Recently, a young Townsville woman, was the victim of an attempted carjacking that involved up to 10 juveniles, one which was armed with a knife. In the days following, a rescue helicopter scoured the Townsville skies searching for up to twelve stolen vehicles wreaking havoc on the city. Later, some of those vehicles were found burnt out and a handful of young offenders were detained.
“Last month alone in Townsville there were 11 robberies, 493 unlawful entries and 153 unlawful use of motor vehicle offences. That’s 11 people who were robbed of their items, 493 families or homes that were invaded and left with the gut-retching feeling of violation, 153 families or residents who no longer had a car to get themselves to work, to take their kids to school or to simply go to the doctor or get some groceries.
“Invasions like this are distressing and can have severe impacts.
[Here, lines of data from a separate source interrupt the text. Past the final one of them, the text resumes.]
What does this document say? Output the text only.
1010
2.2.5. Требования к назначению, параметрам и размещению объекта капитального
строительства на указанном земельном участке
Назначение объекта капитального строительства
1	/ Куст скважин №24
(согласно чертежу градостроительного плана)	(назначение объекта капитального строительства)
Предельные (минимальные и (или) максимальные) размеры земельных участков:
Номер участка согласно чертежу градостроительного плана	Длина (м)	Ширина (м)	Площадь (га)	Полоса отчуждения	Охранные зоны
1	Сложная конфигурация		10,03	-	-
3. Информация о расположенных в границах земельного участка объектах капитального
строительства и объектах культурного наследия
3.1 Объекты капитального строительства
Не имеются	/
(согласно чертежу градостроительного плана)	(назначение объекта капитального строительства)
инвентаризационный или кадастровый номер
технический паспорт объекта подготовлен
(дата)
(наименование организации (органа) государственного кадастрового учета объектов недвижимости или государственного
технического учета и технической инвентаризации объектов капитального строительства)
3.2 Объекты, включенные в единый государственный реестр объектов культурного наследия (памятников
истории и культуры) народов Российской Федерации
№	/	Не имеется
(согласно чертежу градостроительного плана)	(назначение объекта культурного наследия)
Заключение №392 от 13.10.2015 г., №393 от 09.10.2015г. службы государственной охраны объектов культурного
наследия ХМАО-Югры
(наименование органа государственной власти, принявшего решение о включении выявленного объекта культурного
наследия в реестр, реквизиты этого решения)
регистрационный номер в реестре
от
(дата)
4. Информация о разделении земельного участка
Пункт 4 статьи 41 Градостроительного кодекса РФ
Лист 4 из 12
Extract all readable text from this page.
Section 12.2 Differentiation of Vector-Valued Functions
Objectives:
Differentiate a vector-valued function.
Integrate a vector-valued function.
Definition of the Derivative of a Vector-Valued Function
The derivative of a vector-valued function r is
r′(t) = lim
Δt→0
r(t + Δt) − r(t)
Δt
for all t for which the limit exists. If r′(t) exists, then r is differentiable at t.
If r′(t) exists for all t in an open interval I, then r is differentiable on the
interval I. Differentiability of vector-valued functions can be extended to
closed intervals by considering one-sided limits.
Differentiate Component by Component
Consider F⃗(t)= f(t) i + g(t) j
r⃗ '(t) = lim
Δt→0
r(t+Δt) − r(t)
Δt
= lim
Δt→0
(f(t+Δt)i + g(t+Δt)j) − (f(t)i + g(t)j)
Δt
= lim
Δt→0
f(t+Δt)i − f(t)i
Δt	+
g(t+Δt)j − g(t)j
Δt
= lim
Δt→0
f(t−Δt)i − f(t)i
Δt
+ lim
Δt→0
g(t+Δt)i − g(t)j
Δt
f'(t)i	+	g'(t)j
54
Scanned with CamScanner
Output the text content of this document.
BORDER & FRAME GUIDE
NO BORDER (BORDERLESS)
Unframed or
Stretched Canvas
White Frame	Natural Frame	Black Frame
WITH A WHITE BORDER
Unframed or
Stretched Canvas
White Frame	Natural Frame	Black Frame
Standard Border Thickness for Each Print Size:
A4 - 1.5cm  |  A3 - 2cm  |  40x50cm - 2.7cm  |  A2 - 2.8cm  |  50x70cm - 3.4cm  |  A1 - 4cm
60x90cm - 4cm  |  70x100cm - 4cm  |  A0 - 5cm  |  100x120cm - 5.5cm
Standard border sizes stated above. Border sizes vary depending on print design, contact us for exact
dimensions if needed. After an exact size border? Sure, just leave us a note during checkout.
Parents shouldn’t have to convince their children why their house is still a safe place to go to sleep at night or try to explain why someone would want to steal their only form of transport and that’s why, sorry but you won’t be going to school this week. Residents shouldn’t be scared to drive around alone in their cars for fear of being car-jacked.
“We can only imagine how victims must feel every time they see a helicopter crisscrossing above the Townsville sky as police hunt for young offenders. How eerie the feeling must be for those people knowing that young criminals could be running rampant in any street or even in their backyard.
Mr Dametto said he took some comfort in the support shown for remote sentencing by the Mareeba Shire Council when they recently submitted a motion to the Local Government Association of Queensland.
“I am thankful to the Mareeba Mayor and those Councillors who supported this motion. I don’t know how much worse the violence and victims’ stories have to be before the State Labor Government will consider KAP’s Relocation Sentencing plan as a viable option”, said Mr Dametto.
KAP’s relocation policy would see repeat youth offenders serve their detention in a remote, rural location with specific and intense programs aimed at breaking the crime cycle.
“We have seen an innocent young woman have a knife pulled on her, a service station attendant faced with hammers and up to 12 stolen vehicles tearing across the city at the one time. That was just last week. What are we going to see tomorrow?”